Emily St. James of The A.V. Club gave the episode a "B+" grade and wrote, "when Dexter launched himself across the room to drag Arthur off of his son (with his belt!) and haul him forcibly into the kitchen to threaten him with a knife and pretty much expose himself as someone who was going to kill Arthur, it was one of the best moments of the season. Season four has felt like the tension has sapped out of it fairly frequently, but the show can still bring that tension back at a moment's notice."

Alan Sepinwall wrote, "All I have to say is that the Lithgow/Hall portions of the episode were very strong this week, but most of the other stuff - particularly the final scene - was as silly and/or boring as usual." Kristal Hawkins of Vulture wrote, "Never has an episode of Dexter inspired this much cringing and jaw-dropping. As our favorite serial killer mulls over his copy of Anna Karenina ("All happy families resemble one another, each unhappy family is unhappy in its own way"), Thanksgiving robs him of his role model."

Billy Grifter of Den of Geek wrote, "After watching this I actually needed a stiff drink and, frankly, a few tranquilisers might have also helped. I thought that with the Miguel plotline in season three they'd moved Dexter up to a new level, but the Arthur Mitchell story has now eclipsed even that." Gina DiNunno of TV Guide wrote, "Quinn leaves Christina's apartment, much to her chagrin. As she turns to walk away, she hears a knock at the door. Is it Quinn? No. Is it Deb? No. Why, it's a very angry-looking Trinity. "Hi, Dad," Christina says to him. Wow, definitely didn't see that one coming."
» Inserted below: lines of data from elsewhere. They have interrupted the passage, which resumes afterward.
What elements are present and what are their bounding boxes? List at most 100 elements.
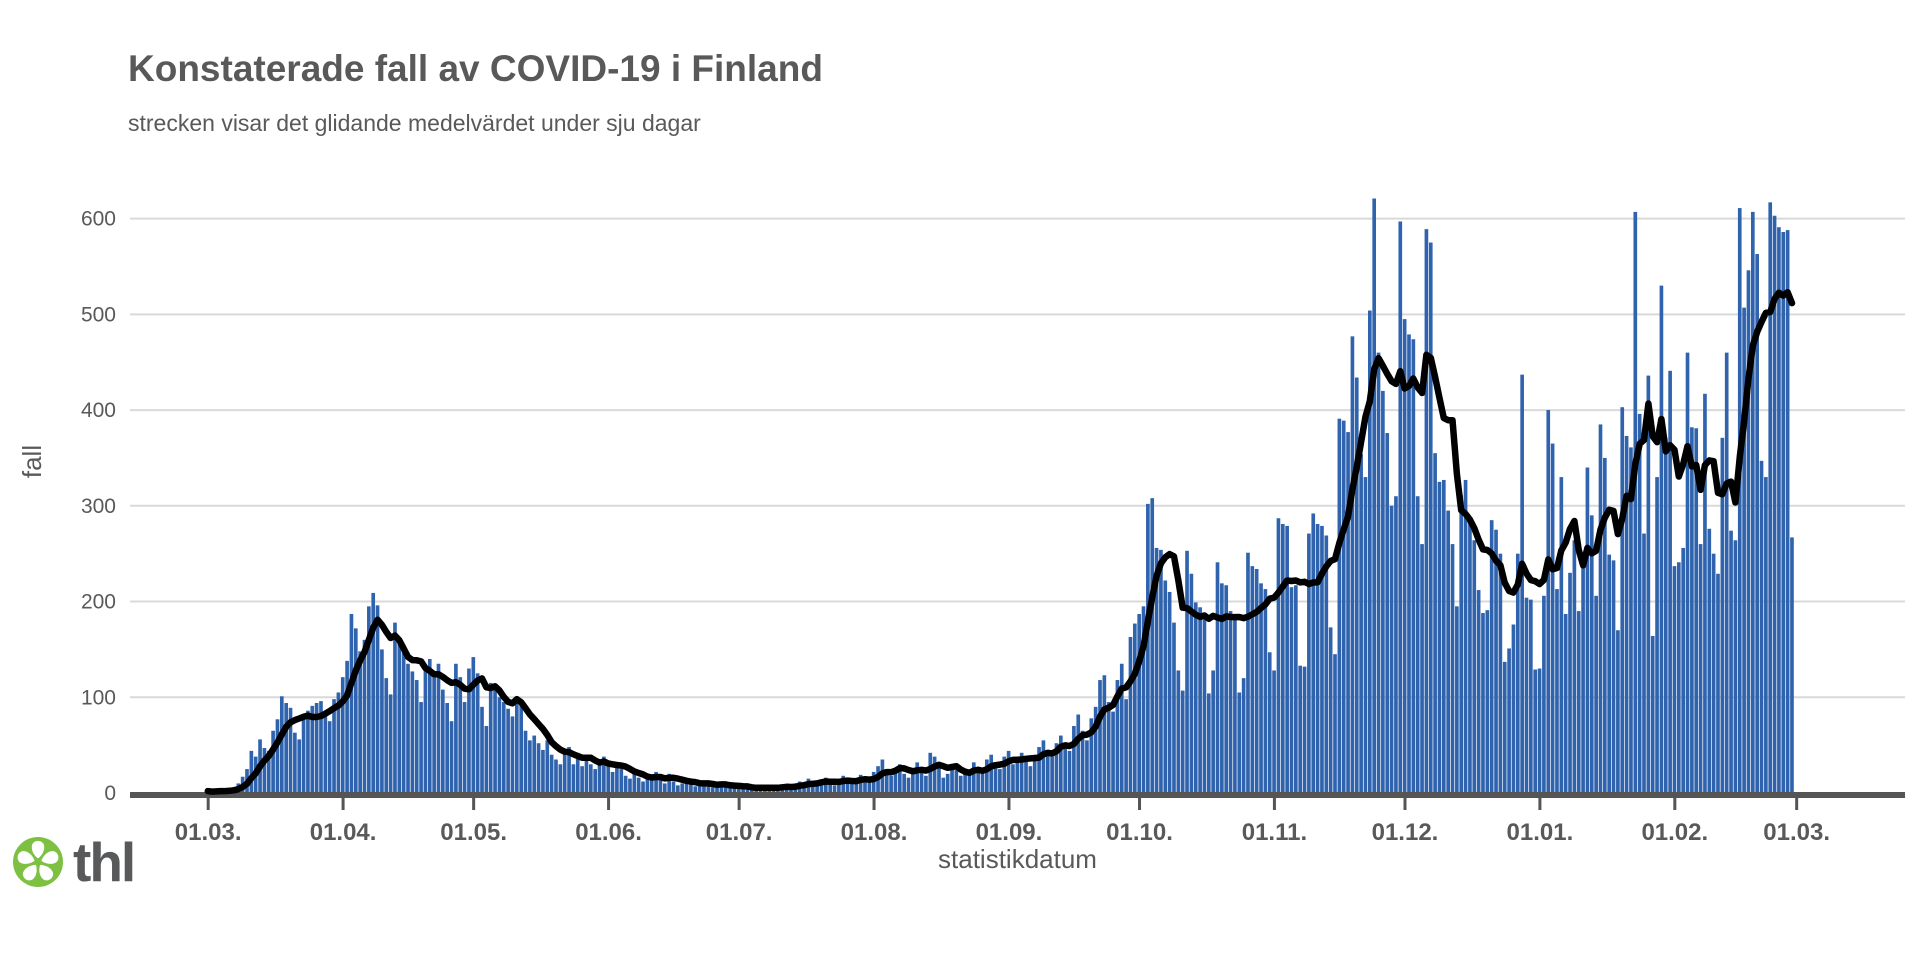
bar [475, 673, 480, 793]
bar [911, 768, 915, 793]
bar [1354, 377, 1359, 793]
bar [998, 769, 1002, 793]
bar [549, 754, 554, 793]
bar [989, 754, 994, 793]
bar [427, 658, 432, 793]
bar [1533, 669, 1538, 793]
bar [1733, 540, 1738, 793]
bar [1711, 553, 1716, 793]
bar [284, 703, 288, 793]
bar [1307, 533, 1311, 793]
bar [1463, 479, 1468, 793]
bar [1481, 613, 1485, 793]
bar [275, 719, 280, 793]
bar [1011, 764, 1015, 793]
bar [1559, 477, 1564, 793]
bar [1132, 623, 1137, 793]
bar [810, 782, 815, 793]
bar [845, 781, 850, 793]
bar [249, 750, 254, 793]
bar [1028, 766, 1033, 793]
bar [467, 668, 471, 793]
bar [571, 764, 576, 793]
bar [584, 759, 589, 793]
bar [684, 779, 689, 793]
bar [1146, 503, 1150, 793]
y-tick-label: 400 [81, 399, 116, 422]
bar [706, 785, 711, 793]
bar [1006, 750, 1011, 793]
bar [1437, 481, 1442, 793]
bar [897, 764, 902, 793]
bar [1724, 352, 1729, 793]
bar [1676, 562, 1681, 793]
bar [1572, 540, 1577, 793]
bar [1259, 583, 1263, 793]
bar [393, 622, 397, 793]
bar [623, 775, 628, 793]
bar [1254, 568, 1259, 793]
bar [1742, 307, 1746, 793]
bar [1398, 221, 1403, 794]
bar [906, 777, 911, 793]
bar [728, 788, 732, 793]
bar [893, 770, 898, 793]
bar [1241, 678, 1246, 793]
bar [1620, 407, 1625, 793]
bar [1529, 599, 1533, 793]
bar [1193, 602, 1198, 793]
bar [963, 771, 967, 793]
bar [1206, 693, 1211, 793]
bar [410, 671, 415, 793]
moving-average-line [204, 288, 1796, 795]
bar [689, 784, 693, 793]
bar [1093, 706, 1098, 793]
bar [371, 592, 376, 793]
bar [1524, 597, 1529, 793]
bar [1159, 549, 1163, 793]
bar [1563, 613, 1568, 793]
bar [1764, 477, 1768, 793]
x-tick-label: 01.04. [310, 819, 377, 846]
bar [693, 786, 698, 793]
bar [575, 752, 580, 793]
bar [1115, 680, 1120, 793]
bar [932, 756, 937, 793]
bar [1750, 211, 1755, 793]
bar [1690, 427, 1694, 793]
bar [1394, 496, 1398, 793]
bar [993, 764, 998, 793]
bar [1515, 553, 1520, 793]
bar [1220, 583, 1224, 793]
bar [362, 639, 367, 793]
bar [562, 749, 567, 793]
x-tick-label: 01.01. [1507, 819, 1574, 846]
bar [628, 778, 632, 793]
bar [441, 689, 445, 793]
bar [1233, 613, 1237, 793]
y-tick-label: 0 [104, 782, 116, 805]
bar [789, 788, 793, 793]
bar [1089, 718, 1094, 793]
bar [501, 702, 506, 793]
bar [332, 699, 336, 793]
bar [1098, 680, 1102, 793]
thl-logo-text: thl [73, 831, 136, 893]
bar [1102, 675, 1107, 793]
bar [1289, 587, 1294, 793]
bar [1385, 433, 1390, 793]
y-tick-label: 500 [81, 303, 116, 326]
flower-petal [17, 851, 35, 864]
bar [641, 781, 645, 793]
bar [1568, 572, 1572, 793]
bar [1672, 566, 1677, 793]
bar [636, 777, 641, 793]
chart-subtitle: strecken visar det glidande medelvärdet … [128, 110, 701, 136]
bar [976, 768, 980, 793]
bar [1668, 370, 1672, 793]
bar [349, 613, 354, 793]
bar [480, 706, 484, 793]
bar [1280, 523, 1285, 793]
page-title: Konstaterade fall av COVID-19 i Finland [128, 48, 823, 89]
bar [1180, 690, 1185, 793]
Danny Gallagher of TV Squad wrote, "Now that Dexter has shown Arthur his dark side, just how is he going to get at him and how will he protect himself from Arthur, a seasoned killer who may be unstable but has been doing this a lot longer than our hero? Say what you will about Dexter not being as good as time goes by, but it can still bring home a good mystery." Television Without Pity gave the episode an "A–" grade.

Wendy West submitted this episode for consideration for Outstanding Writing for a Drama Series, while John Dahl submitted it for Outstanding Directing for a Drama Series at the 62nd Primetime Emmy Awards.